Using Linux-like Directories in Windows

Being a linux user at home and using it at my previous work place for some years left a mark in me that carried away to other OS (in this case, MS Windows). One of them are directory structure and naming, the goold-old bin, doc, man etc. I've used to looking for documentation of libraries and applications on the same dir e.g: /usr/local/share/doc, having an executable in one dedicated place (the mighty /bin directory) and so on. Having files collected by the function is quite intuitive in most cases.

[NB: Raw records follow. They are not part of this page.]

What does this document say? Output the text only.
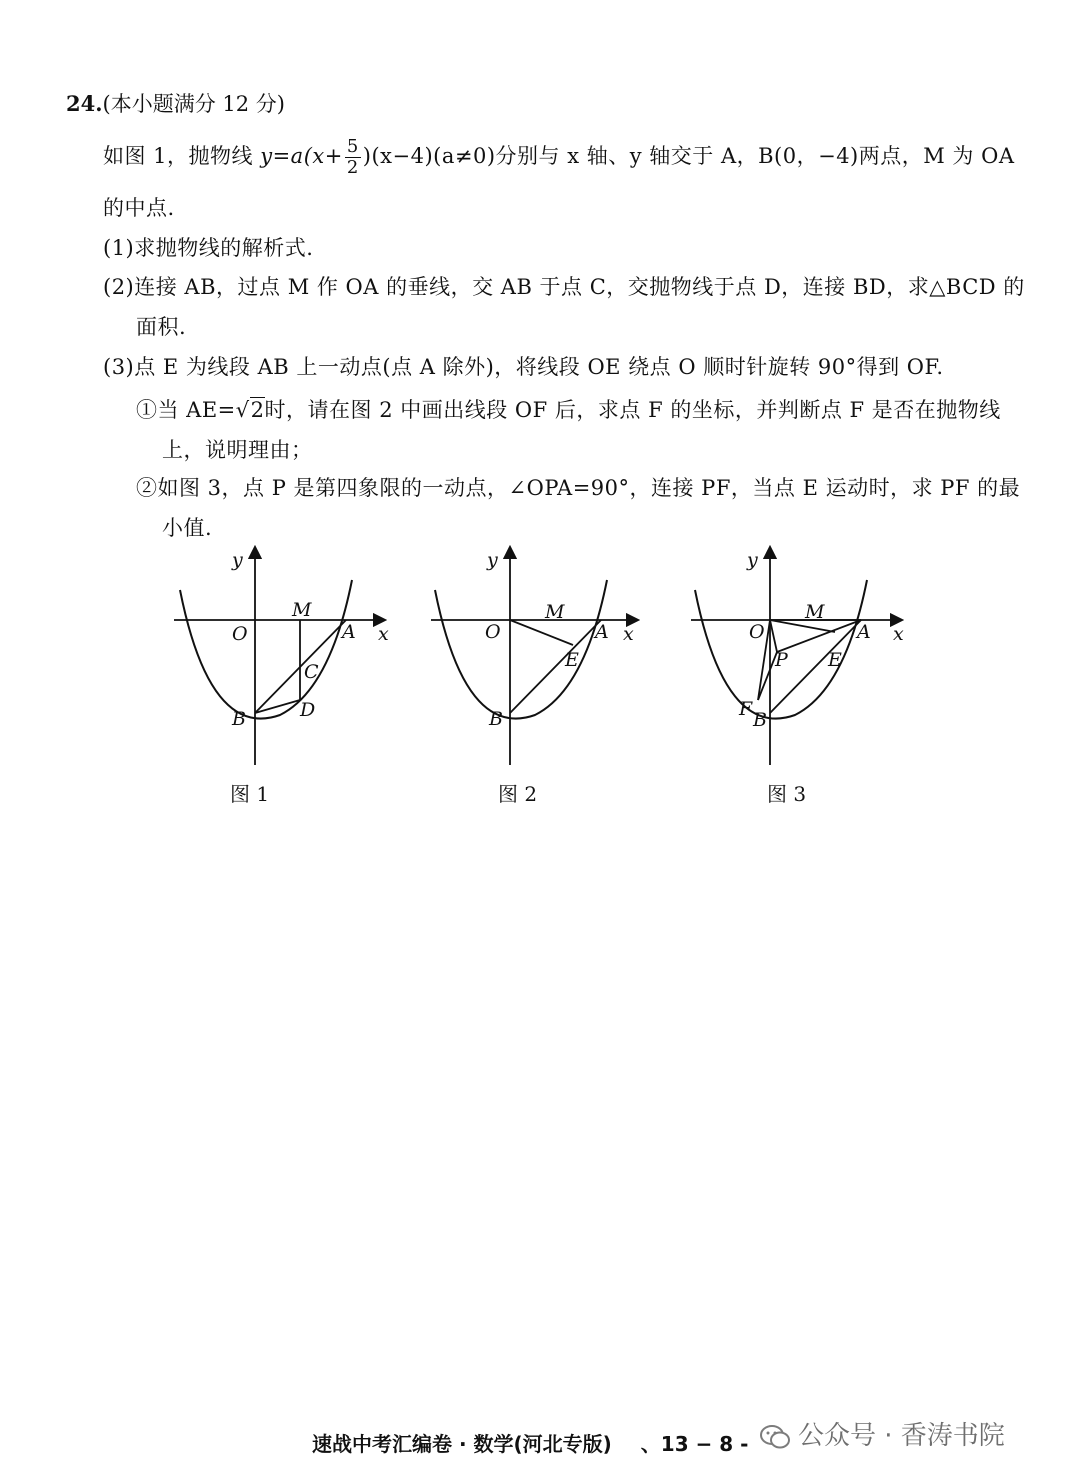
24.(本小题满分 12 分)
如图 1，抛物线 $y=a(x+ \frac{5}{2} )(x-4)(a\ne 0)$分别与 x 轴、y 轴交于 A，B(0，−4)两点，M 为 OA
的中点.
(1)求抛物线的解析式.
(2)连接 AB，过点 M 作 OA 的垂线，交 AB 于点 C，交抛物线于点 D，连接 BD，求△BCD 的
面积.
(3)点 E 为线段 AB 上一动点(点 A 除外)，将线段 OE 绕点 O 顺时针旋转 90°得到 OF.
①当 AE=√2时，请在图 2 中画出线段 OF 后，求点 F 的坐标，并判断点 F 是否在抛物线
上，说明理由；
②如图 3，点 P 是第四象限的一动点，∠OPA=90°，连接 PF，当点 E 运动时，求 PF 的最
小值.
y
x
O
M
A
C
B	D
y
x
O
M
A
E
B
y
x
O
M
A
P E
F B
图 1	图 2	图 3
速战中考汇编卷 · 数学(河北专版) 、13 − 8 -	公众号 · 香涛书院
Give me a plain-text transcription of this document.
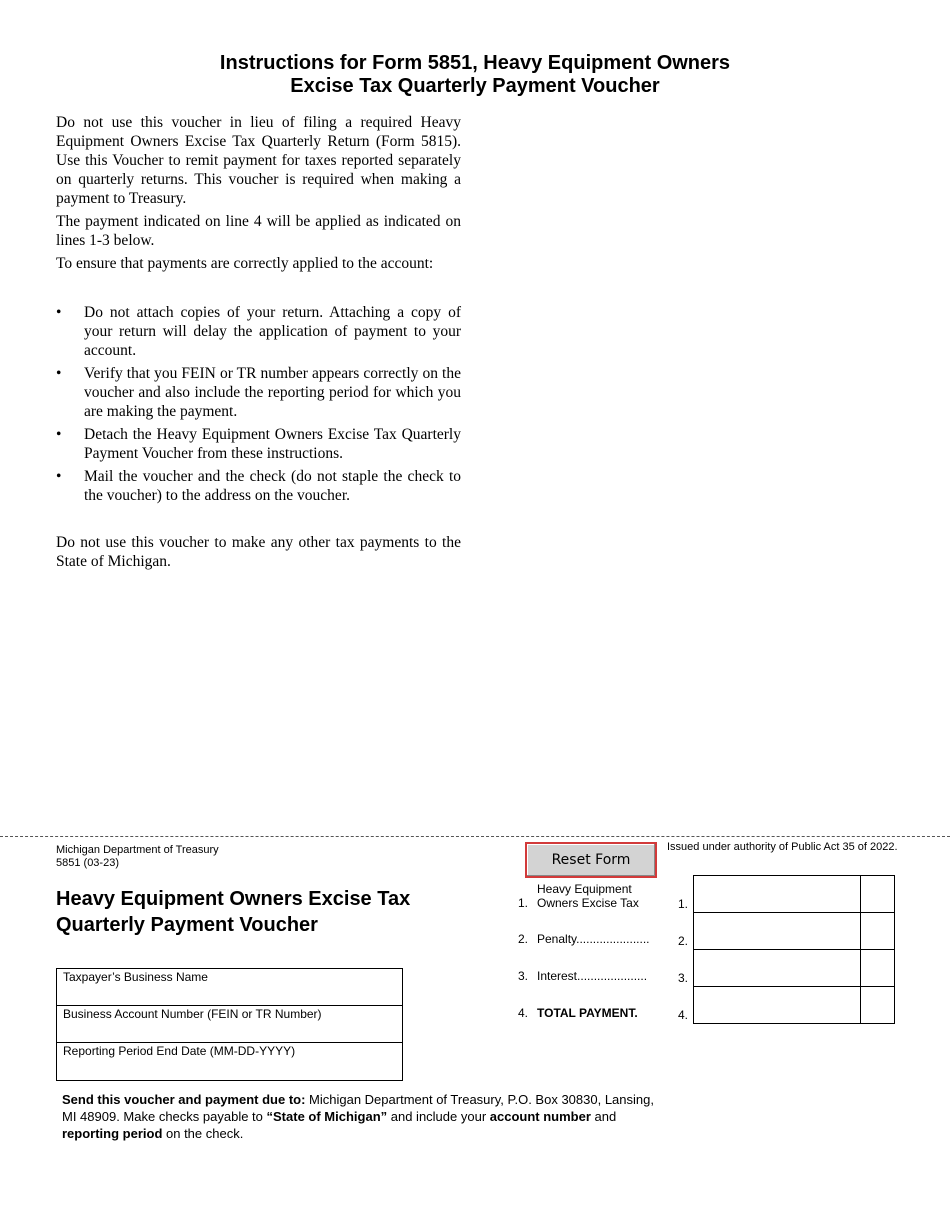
Instructions for Form 5851, Heavy Equipment Owners
Excise Tax Quarterly Payment Voucher

Do not use this voucher in lieu of filing a required Heavy Equipment Owners Excise Tax Quarterly Return (Form 5815). Use this Voucher to remit payment for taxes reported separately on quarterly returns. This voucher is required when making a payment to Treasury.

The payment indicated on line 4 will be applied as indicated on lines 1-3 below.

To ensure that payments are correctly applied to the account:

• Do not attach copies of your return. Attaching a copy of your return will delay the application of payment to your account.
• Verify that you FEIN or TR number appears correctly on the voucher and also include the reporting period for which you are making the payment.
• Detach the Heavy Equipment Owners Excise Tax Quarterly Payment Voucher from these instructions.
• Mail the voucher and the check (do not staple the check to the voucher) to the address on the voucher.

Do not use this voucher to make any other tax payments to the State of Michigan.

Michigan Department of Treasury
5851 (03-23)	Reset Form
Issued under authority of Public Act 35 of 2022.
Heavy Equipment Owners Excise Tax
Quarterly Payment Voucher
Taxpayer’s Business Name
Business Account Number (FEIN or TR Number)
Reporting Period End Date (MM-DD-YYYY)
1.
Heavy Equipment Owners Excise Tax
2. Penalty......................
3. Interest.....................
4. TOTAL PAYMENT.
1.
2.
3.
4.
Send this voucher and payment due to: Michigan Department of Treasury, P.O. Box 30830, Lansing, MI 48909. Make checks payable to “State of Michigan” and include your account number and reporting period on the check.
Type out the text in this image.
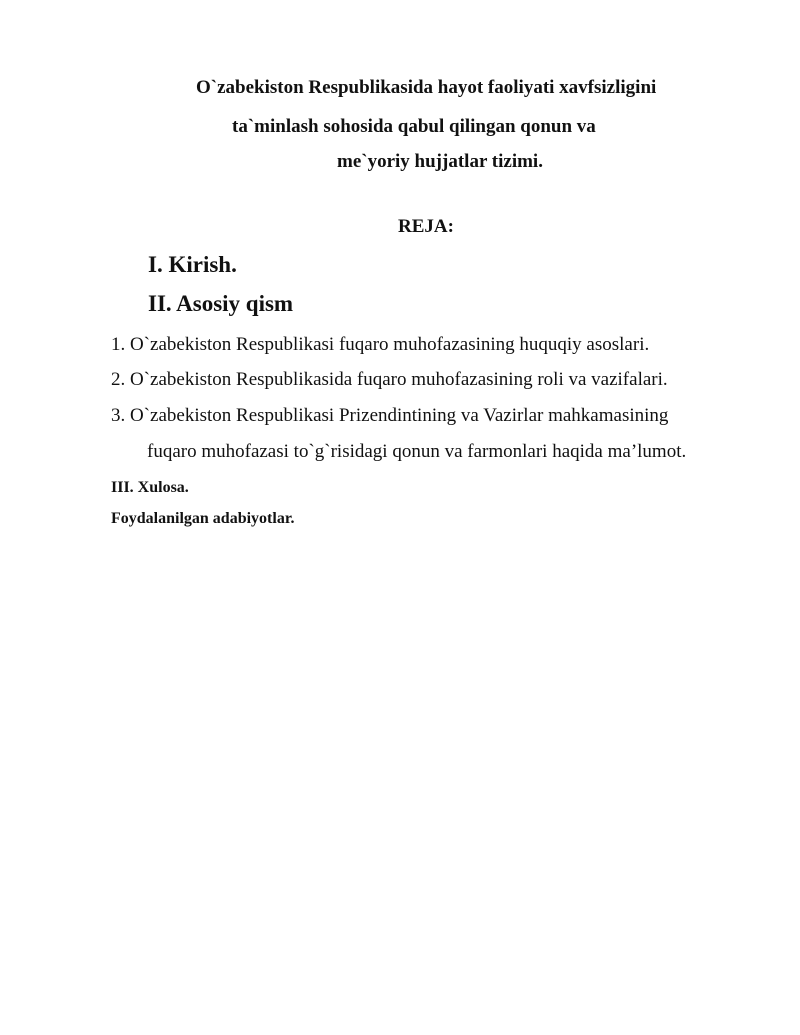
O`zabekiston Respublikasida hayot faoliyati xavfsizligini
ta`minlash sohosida qabul qilingan qonun va
me`yoriy hujjatlar tizimi.
REJA:
I. Kirish.
II. Asosiy qism
1. O`zabekiston Respublikasi fuqaro muhofazasining huquqiy asoslari.
2. O`zabekiston Respublikasida fuqaro muhofazasining roli va vazifalari.
3. O`zabekiston Respublikasi Prizendintining va Vazirlar mahkamasining
fuqaro muhofazasi to`g`risidagi qonun va farmonlari haqida ma’lumot.
III. Xulosa.
Foydalanilgan adabiyotlar.
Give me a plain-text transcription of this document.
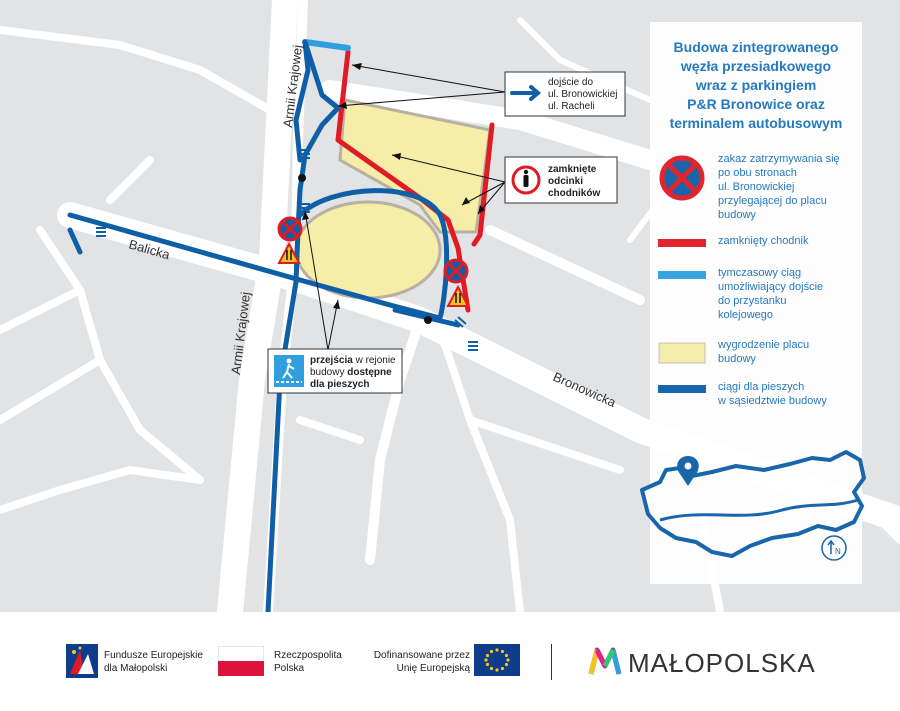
dojście do
ul. Bronowickiej
ul. Racheli
zamknięte
odcinki
chodników
przejścia w rejonie
budowy dostępne
dla pieszych
Armii Krajowej
Armii Krajowej
Balicka
Bronowicka
Budowa zintegrowanego
węzła przesiadkowego
wraz z parkingiem
P&R Bronowice oraz
terminalem autobusowym
zakaz zatrzymywania się
po obu stronach
ul. Bronowickiej
przylegającej do placu
budowy
zamknięty chodnik
tymczasowy ciąg
umożliwiający dojście
do przystanku
kolejowego
wygrodzenie placu
budowy
ciągi dla pieszych
w sąsiedztwie budowy
N
Fundusze Europejskie
dla Małopolski
Rzeczpospolita
Polska
Dofinansowane przez
Unię Europejską	MAŁOPOLSKA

I can't do too much to replicate those in MS Windows since it has it's own convention in doing things. However, some "hack" based on the principle above still useful and makes things easier. Here's what I do :

  • Put documentation together in doc dir, especially for libraries. Even when they are installed by default in their own dir, I would copy them under it. This make searching for something like an API doc very convinient, especially in a development that use several libraries at a time.
  • Put command-line based tools under bin dir and put this dir on PATH environment variable. It makes PATH variable less cluttered and you have your tools accessible wherever directory you are currently in. I puts tools like ctags, cscopy, sort, custom scripts and sytem hacks here.
  • Put libraries outside work source tree, use a dedicated lib dir. Despite their source, how they are used and accessed, I put libraries used in development in one single dir. I find this practice easier for me to just take a glance and in an instant I saw all libraries that I used (or used to used/tried). It's also make the working dir of active code cleaner and give me more clarity. I don't find any urgency to "localize" library within working directory of actively-worked code so far and find this setup to be better.
I find it useful to have more exposure to other way of doing things. It gives us insights and useful tricks to be used in other context which we won't get otherwise.